White Christmas in India
When we talk of White Christmas, our thoughts travel to the colder regions where the ground is covered with snow during Christmas. Originally, this term was applied to countries in the northern hemisphere which experienced this phenomenon year after year. Now, it is applied to all situations where you experience snowfall on the Christmas day.
But on the 25th night, when I stepped out of a Christmas party, I realized that it is not only snow that can make a Christmas a White Christmas! Even fog could turn a Christmas into a White Christmas!
The moment I hit the street, I realized that there was thick fog which was growing thicker by the moment. When I switched on the headlights of my car, all I could see was fog! When I went into high beam, the visibility became poorer because it reflected the fog. I cursed myself for not getting a fog light fitted on to my car which I usually do during winters.
The fog was so thick that I could not see anything beyond a couple of feet away. People who were on the street knew where they wanted to go but had no clue of where they were going.
You did not see shadows walking towards you because the visibility was too poor. People, animals, vehicles, trees, buildings—in fact, everything appeared all of a sudden like ghosts out of the white (not blue!) when they came into view.
All you could see was fog, fog and more fog. You might have heard of people groping in the dark. But, I saw people guessing in the white! It made me realize that the whiteness in front of me was no different from the description of darkness in one of Alistair McClean’s novels which said: the only way to locate a tree was to bump into it and to locate a ditch was to fall into it…or something to that effect…
It was a complete whiteout! But, it would be a little far fetched to say that visibility was zero because no matter what you could see or not see, you could always see the fog!
In the dead of night after a great dinner I drove through the streets without knowing which streets I was on. I had the dividers built in the middle of the road to segregate to-and-fro traffic and the white lines marking the lanes on the road to convince me that I was still in the middle of some road.

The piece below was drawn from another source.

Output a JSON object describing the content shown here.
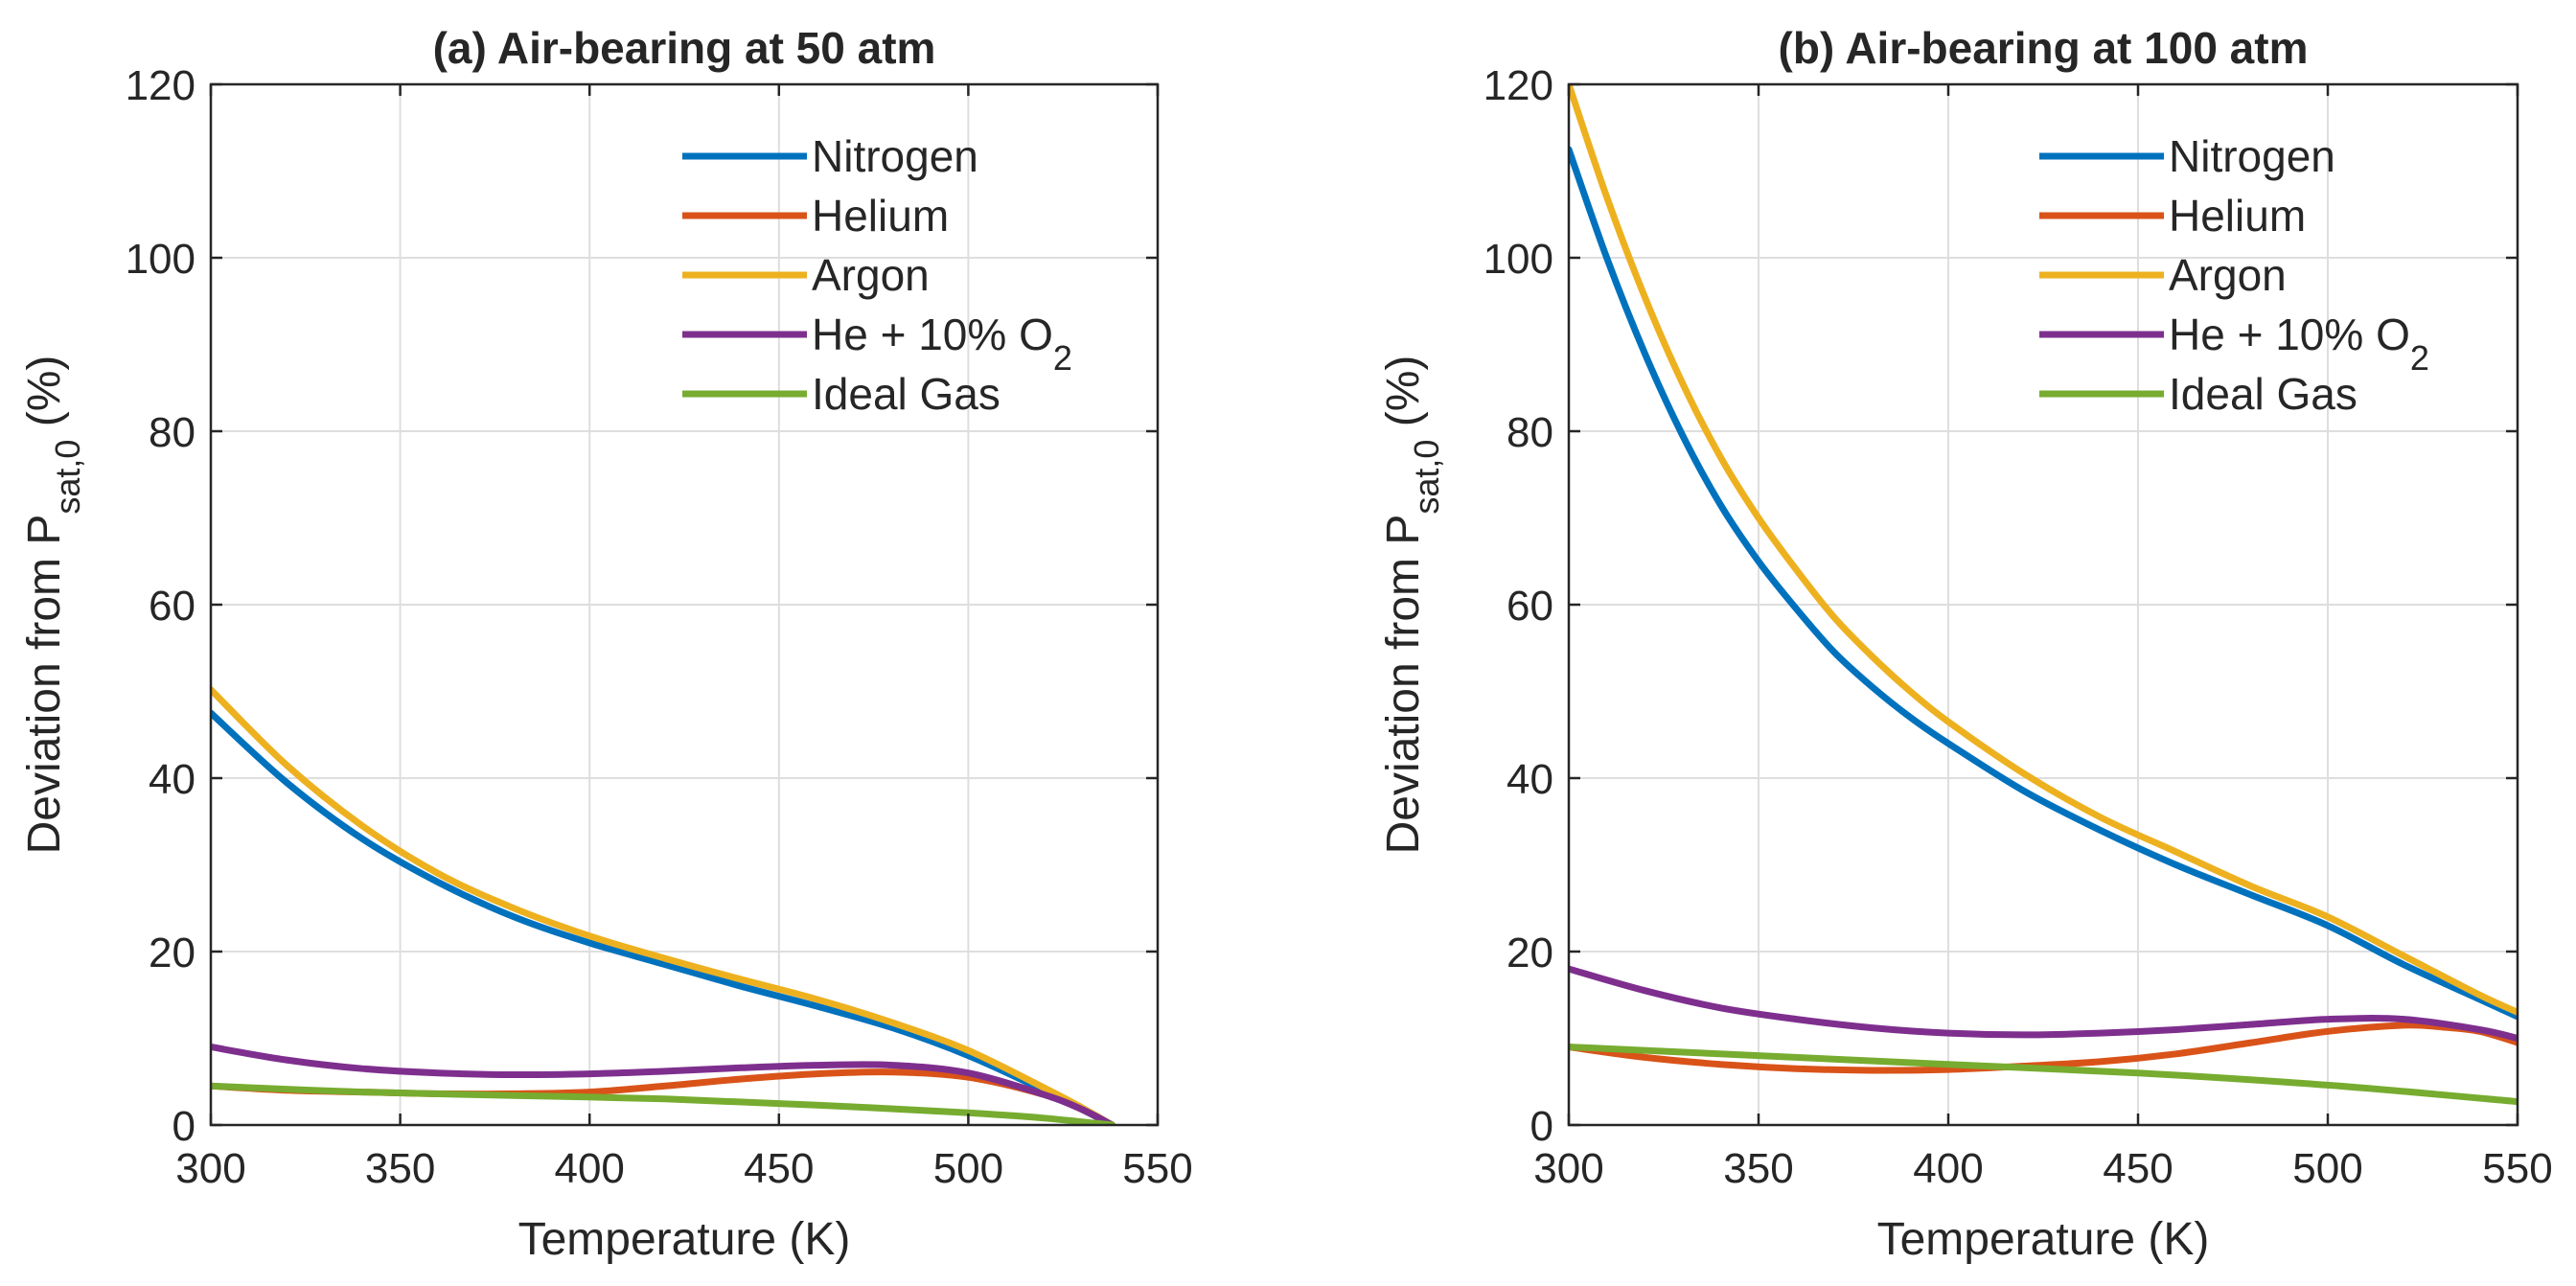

When everybody was cozily cuddled up in the warmth of their beds, I was out in the cold figuring out where to turn and where not to turn. And, also where to stop and where not to stop and where to drive and where not to drive—all the time praying to god that I don’t bump into someone or something.
In the morning, when the newspapers arrived, I read them carefully. Thank God, there were no reports of any serious accidents. There couldn’t be. Because, in such poor visibility, nobody could have taken the risk of rash driving which is what most of us do after Christmas and New Year celebrations. I felt happy because no 'bad news' is always 'good news.' But, I learnt that the previous day also experienced a similar fog when I was tucked in the warmth of my quilt which is called razai in Hindi.
The good thing about the fog was that I did not have to travel all the way to the northern hemisphere to experience White Christmas—I experienced it right here in Delhi!